Akhigbe learned how to read by 19, and moved to the United States when he was 30 due to the kindness of a benefactor who paid his way so he could work and study. He was training to be a corrections officer at a youth detention facility, and it wasn’t until he learned about the psychological effects of childhood trauma that he had language to describe what happened to him, and get more tools to dissect it and manage it. 

He also realized that he could relate to these youth in a way that other officers couldn’t. He’d lived their life, felt their pain. He could give the hug of a father figure he never had. No situation can seem as hopeless as a poor teenager in juvi, but Sunny made it his mission to fill them with hope anyway. 

“If that child has hope, that child will make it over time.” Akhigbe said.. 

This experience started Akhigbe on the trajectory he is on today as the president of A Boy and His Dream, a Chicago-based non-profit with the mission to help youth take control of their lives and overcome adversity. 

“Adversity is supposed to prepare them for the next stage of life. If something happened to you, learn from it. Move onto the next stage.” Akhigbe said. 

Being a minority and an immigrant, Sunny often has to work harder to prove himself and pitch his business than those in the majority culture. He has encountered people with an unconscious belief that Nigerians tend to be shady, or take advantage of others (a stereotype not helped by those pernicious “Nigerian Prince” email scams that plague our inboxes which “raised” over $700,000 last year.) He wants to help others use their voice and seize opportunity by teaching youth how to stand up for themselves but in a way that will earn them respect from others. These youth need to know bluntly what they’re up against, while given the tools to get them through to the other side. 

“People need to stop getting rich off of lying to our children,”Akhigbe says as a critique of the advice most youth receive. What makes Sunny’s method different is his two-pronged approach: radical truth coupled with radical hope. Sunny believes that “Everything will be okay.” is the worst thing to tell someone, it’s sugar coating their problems. At the same time, many youth have been convinced that their problems and adversity will never go away, imprisoning them in a perpetual victimhood mentality with no expectation to overcome. “My people are confused.” says Sunny. 

“I speak a different language.” Akhigbe said. “I tell a young boy to speak up, stand straight, and pull up your pants or nobody will take you seriously. Some people don’t like that.” 

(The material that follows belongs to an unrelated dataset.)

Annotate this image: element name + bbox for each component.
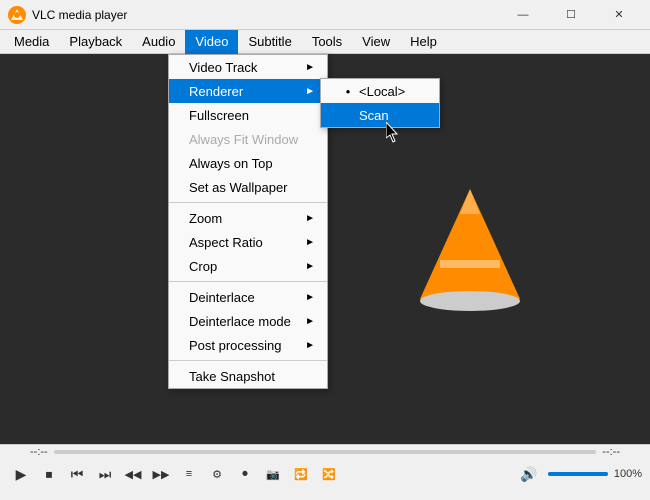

Sunny has a real connection to the children he interacts with through his foundation. He pulled out his phone and showed an email of an 18-year-old girl who is one of his scholarship recipients. The email had a worried tone to it, explaining that if a specific check did not come by a certain date, she won’t be able to go to school. If she has no money or funding, she will not go to school. 

“I was losing sleep last night, because I was thinking ‘What happens if I can’t cut the next check?’”

Sunny hopes to expand A Boy and His Dream in the coming years support more youth in their journey of overcoming hardships and making positive changes in their lives. 

“Just because the President said Nigeria is a shithole country, doesn’t mean we’re not producing geniuses! I’m Nigerian and I’m here to make a difference,” Akhigbe said.